During major shopping events like Singles’ Day, e-commerce platforms like Tmall incorporate AR experiences, enabling online buyers to play brand games and earn rewards through AR interactions. By blending entertainment and shopping, these AR activations attract younger Chinese consumers to luxury brands in the digital space where they then spend significant time. Interactive AR ads in China have seen triple the engagement compared to static ones.
Godoy also cites reactive 3D-printed clothing as an example—garments designed with technological elements that respond to stimuli such as movement, sound, or emotions.

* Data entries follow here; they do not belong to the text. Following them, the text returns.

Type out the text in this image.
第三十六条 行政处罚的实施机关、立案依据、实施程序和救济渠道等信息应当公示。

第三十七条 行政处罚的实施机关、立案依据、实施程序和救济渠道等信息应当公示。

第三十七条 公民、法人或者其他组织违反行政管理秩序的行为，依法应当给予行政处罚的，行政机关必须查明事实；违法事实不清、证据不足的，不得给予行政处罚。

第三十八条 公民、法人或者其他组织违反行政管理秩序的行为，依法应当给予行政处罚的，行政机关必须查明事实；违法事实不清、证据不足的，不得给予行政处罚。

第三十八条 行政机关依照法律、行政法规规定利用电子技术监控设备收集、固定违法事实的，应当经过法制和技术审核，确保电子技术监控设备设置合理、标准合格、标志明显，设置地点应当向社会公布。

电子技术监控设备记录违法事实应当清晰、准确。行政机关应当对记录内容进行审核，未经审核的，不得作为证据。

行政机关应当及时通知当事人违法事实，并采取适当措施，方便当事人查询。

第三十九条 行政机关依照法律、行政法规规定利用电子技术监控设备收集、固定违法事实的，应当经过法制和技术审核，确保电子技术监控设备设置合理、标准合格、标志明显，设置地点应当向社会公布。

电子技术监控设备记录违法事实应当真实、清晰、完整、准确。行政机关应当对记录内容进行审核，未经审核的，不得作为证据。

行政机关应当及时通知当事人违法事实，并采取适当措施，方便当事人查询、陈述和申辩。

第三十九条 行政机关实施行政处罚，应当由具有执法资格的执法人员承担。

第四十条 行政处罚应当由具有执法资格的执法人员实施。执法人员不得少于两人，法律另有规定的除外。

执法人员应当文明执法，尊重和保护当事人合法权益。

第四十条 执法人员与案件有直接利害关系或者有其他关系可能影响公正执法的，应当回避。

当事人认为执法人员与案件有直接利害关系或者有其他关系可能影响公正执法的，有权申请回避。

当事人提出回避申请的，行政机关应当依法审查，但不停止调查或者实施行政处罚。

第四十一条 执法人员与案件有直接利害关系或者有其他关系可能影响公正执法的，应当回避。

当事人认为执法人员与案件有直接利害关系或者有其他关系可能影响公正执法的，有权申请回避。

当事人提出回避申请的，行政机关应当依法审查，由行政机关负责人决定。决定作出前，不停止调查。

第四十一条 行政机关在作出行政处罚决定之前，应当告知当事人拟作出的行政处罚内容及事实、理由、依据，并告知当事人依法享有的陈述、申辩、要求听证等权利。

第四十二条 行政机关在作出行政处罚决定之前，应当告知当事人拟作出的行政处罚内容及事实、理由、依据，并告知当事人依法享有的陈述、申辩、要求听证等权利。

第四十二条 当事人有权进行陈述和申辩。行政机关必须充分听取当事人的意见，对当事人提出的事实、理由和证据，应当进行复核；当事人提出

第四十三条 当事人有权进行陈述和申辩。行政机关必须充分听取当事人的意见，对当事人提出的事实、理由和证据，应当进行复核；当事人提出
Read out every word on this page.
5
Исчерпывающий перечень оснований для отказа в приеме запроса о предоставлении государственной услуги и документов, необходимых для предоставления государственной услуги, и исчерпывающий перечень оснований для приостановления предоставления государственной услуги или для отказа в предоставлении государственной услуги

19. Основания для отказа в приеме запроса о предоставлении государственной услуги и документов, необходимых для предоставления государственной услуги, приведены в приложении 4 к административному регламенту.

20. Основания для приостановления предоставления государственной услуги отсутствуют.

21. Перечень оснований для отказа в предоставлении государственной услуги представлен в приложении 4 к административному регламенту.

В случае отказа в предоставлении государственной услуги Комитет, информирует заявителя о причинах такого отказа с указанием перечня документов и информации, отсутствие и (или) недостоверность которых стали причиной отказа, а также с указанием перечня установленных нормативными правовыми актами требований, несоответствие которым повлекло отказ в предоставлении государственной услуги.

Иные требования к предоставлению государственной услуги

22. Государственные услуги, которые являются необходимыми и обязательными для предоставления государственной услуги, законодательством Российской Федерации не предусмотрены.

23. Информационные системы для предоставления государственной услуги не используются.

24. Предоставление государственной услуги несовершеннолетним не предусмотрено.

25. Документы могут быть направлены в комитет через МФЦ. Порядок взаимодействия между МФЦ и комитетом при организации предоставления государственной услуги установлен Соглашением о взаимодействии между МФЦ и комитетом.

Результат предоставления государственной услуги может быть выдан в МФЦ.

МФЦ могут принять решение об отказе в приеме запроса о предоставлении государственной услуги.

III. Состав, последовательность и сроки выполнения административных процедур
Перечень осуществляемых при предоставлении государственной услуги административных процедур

“That’s something our skin does, but we tend to cover it. We’re the only animals that are covering our bodies,” says Godoy. “So how these clothes can become another skin is something that people are interested in experimenting with.”
On a practical level, Godoy also notes the emergence of wearables designed for the elderly on Taobao, China’s e-commerce giant. One item features airbags that deploy upon detecting a fall, aiming to prevent injuries.
Threading through
China’s fashion industry is thriving domestically, increasingly drawing on traditional influences while also spearheading fashion into the digital era.
“China is dictating the fashion trend, for example, Shein has become the big brand of fast fashion [low-priced but stylish clothing that moves quickly from design to retail stores to meet trends],” says Godoy. “People in China are super interested in seeing what you can do with technology. I expect they’re going to start to invest more in fashion and technology.”
While the industry has made some forays into international markets, there are still inherent challenges, such as a limit on China’s pop culture influence on the outside world and a traditionally domestic focus. However, it’s evident that the trends and culture are on an upward trajectory, and China is going to have an ever-greater impact on international fashion trends.
“Many Chinese designers are working hard to bring Chinese fashion onto the global stage, and I am very confident that Chinese trends will exert even greater influence on the world in the future,” says Gao.